Bisnis.com, JAKARTA - Aliran investasi asing langsung (FDI) turun secara global sebesar 35 persen pada 2020 menjadi US$1 triliun dari US$1,5 triliun pada tahun sebelumnya.
Tahun ini FDI global akan mencapai titik terendah sebelum mengalami pemulihan pada beberapa penurunan dengan peningkatan 10 persen hingga 15 persen, dimana Asia akan memimpin rebound tersebut.
Lockdown yang disebabkan oleh pandemi Covid-19 di seluruh dunia telah memperlambat proyek investasi. Selain itu, prospek resesi membuat perusahaan multinasional (MNE) menilai kembali proyek-proyek baru.
Laporan World Investment Report oleh United Nation Conference on Trade and Development (UNCTAD) yang diterbitkan Senin (21/6/2021) menyatakan penurunan sepanjang tahun lalu sangat condong ke negara maju, di mana FDI turun sebesar 58 persen, sebagian karena restrukturisasi perusahaan dan arus keuangan.
Sedangkan FDI di negara berkembang relatif tangguh, turun 8 persen terutama karena arus kuat di Asia. Akibatnya, negara berkembang menyumbang dua pertiga dari FDI global, naik dari hanya di bawah setengah pada 2019.
Pada tahun ini diperkirakan aliran masuk FDI ke Asia akan tetap bertahan karena kawasan ini telah menonjol sebagai tujuan yang menarik bagi investasi internasional selama pandemi.
Baca Juga
Namun demikian, di negara berkembang jumlah proyek greenfield yang baru diumumkan turun 42 persen dan kesepakatan keuangan proyek internasional yang penting untuk infrastruktur menyusut sebesar 14 persen.
"Jenis investasi ini sangat penting untuk kapasitas produktif dan pengembangan infrastruktur dan dengan demikian untuk prospek pemulihan yang berkelanjutan,” kata Penjabat Sekretaris Jenderal UNCTAD Isabelle Durant, dalam keterangan tertulisnya.
Sektor-sektor vital untuk pembangunan yang terpukul keras pandemi juga menyebabkan ambruknya aliran investasi ke bidang-bidang yang relevan dengan Tujuan Pembangunan Berkelanjutan (SDGs) di negara berkembang.
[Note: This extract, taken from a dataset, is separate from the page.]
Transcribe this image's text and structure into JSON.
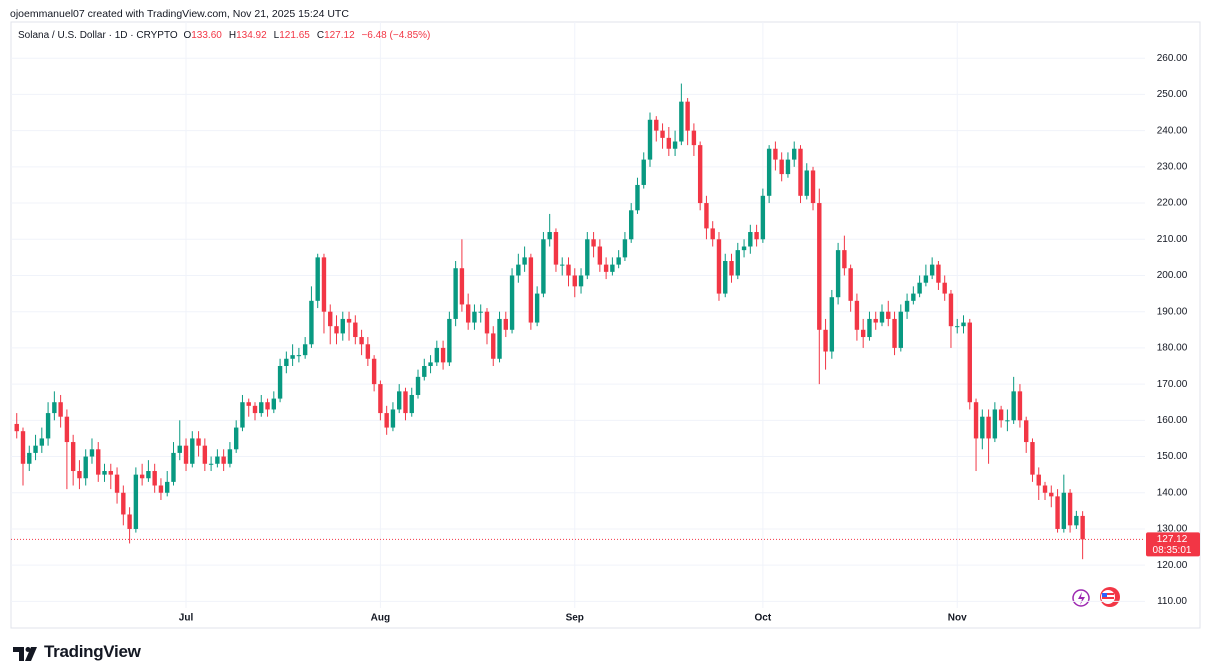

"Penurunan investasi asing di sektor terkait SDG dapat membalikkan kemajuan yang dicapai dalam investasi SDG dalam beberapa tahun terakhir, menimbulkan risiko dalam mewujudkan Agenda 2030 untuk Pembangunan Berkelanjutan dan pemulihan pascapandemi yang berkelanjutan,” kata Durant.
Adapun berdasarkan wilayah, tren FDI pada tahun lalu sangat bervariasi. Kawasan berkembang dan ekonomi transisi relatif lebih terpengaruh oleh dampak pandemi terhadap investasi dalam kegiatan intensif rantai nilai global dan berbasis sumber daya.
Asimetri dalam ruang fiskal untuk peluncuran langkah-langkah dukungan ekonomi juga mendorong kesenjangan regional.
Aliran FDI ke Eropa turun 80 persen sedangkan ke Amerika Utara menyusut 40 persen. Penurunan aliran FDI di seluruh wilayah berkembang tidak merata, dengan 45 persen di Amerika Latin dan Karibia dan 16 persen di Afrika.
Sebaliknya, aliran ke Asia naik sebesar 4 persen dengan Asia Timur menjadi wilayah tuan rumah terbesar, menyumbang setengah dari FDI global pada 2020. FDI ke ekonomi transisi turun sebesar 58 persen.
Pandemi semakin memperburuk FDI di ekonomi yang secara struktural lemah dan rentan. Meskipun arus masuk di negara-negara kurang berkembang (LDC) tetap stabil, proyek greenfield turun setengah dan kesepakatan keuangan proyek internasional turun sepertiga. Aliran
Di negara-negara berkembang pulau kecil (SIDS), FDI turun 40 persen dan aliran ke negara-negara berkembang yang terkurung daratan (LLDCs) terpangkas sebesar 31 persen.
Perusahaan multinasional yang menjadi kunci aliran FDI global tak kalah terpukul keras. Terlepas dari penurunan pendapatan pada 2020, 100 perusahaan multinasional teratas secara signifikan meningkatkan kepemilikan uang tunai, membuktikan ketahanannya terhadap krisis.
Jumlah perusahaan multinasional milik negara, sekitar 1.600 di seluruh dunia, meningkat 7 persen pada 2020, dengan beberapa pendatang baru yang dihasilkan dari partisipasi ekuitas sebagai bagian dari program penyelamatan.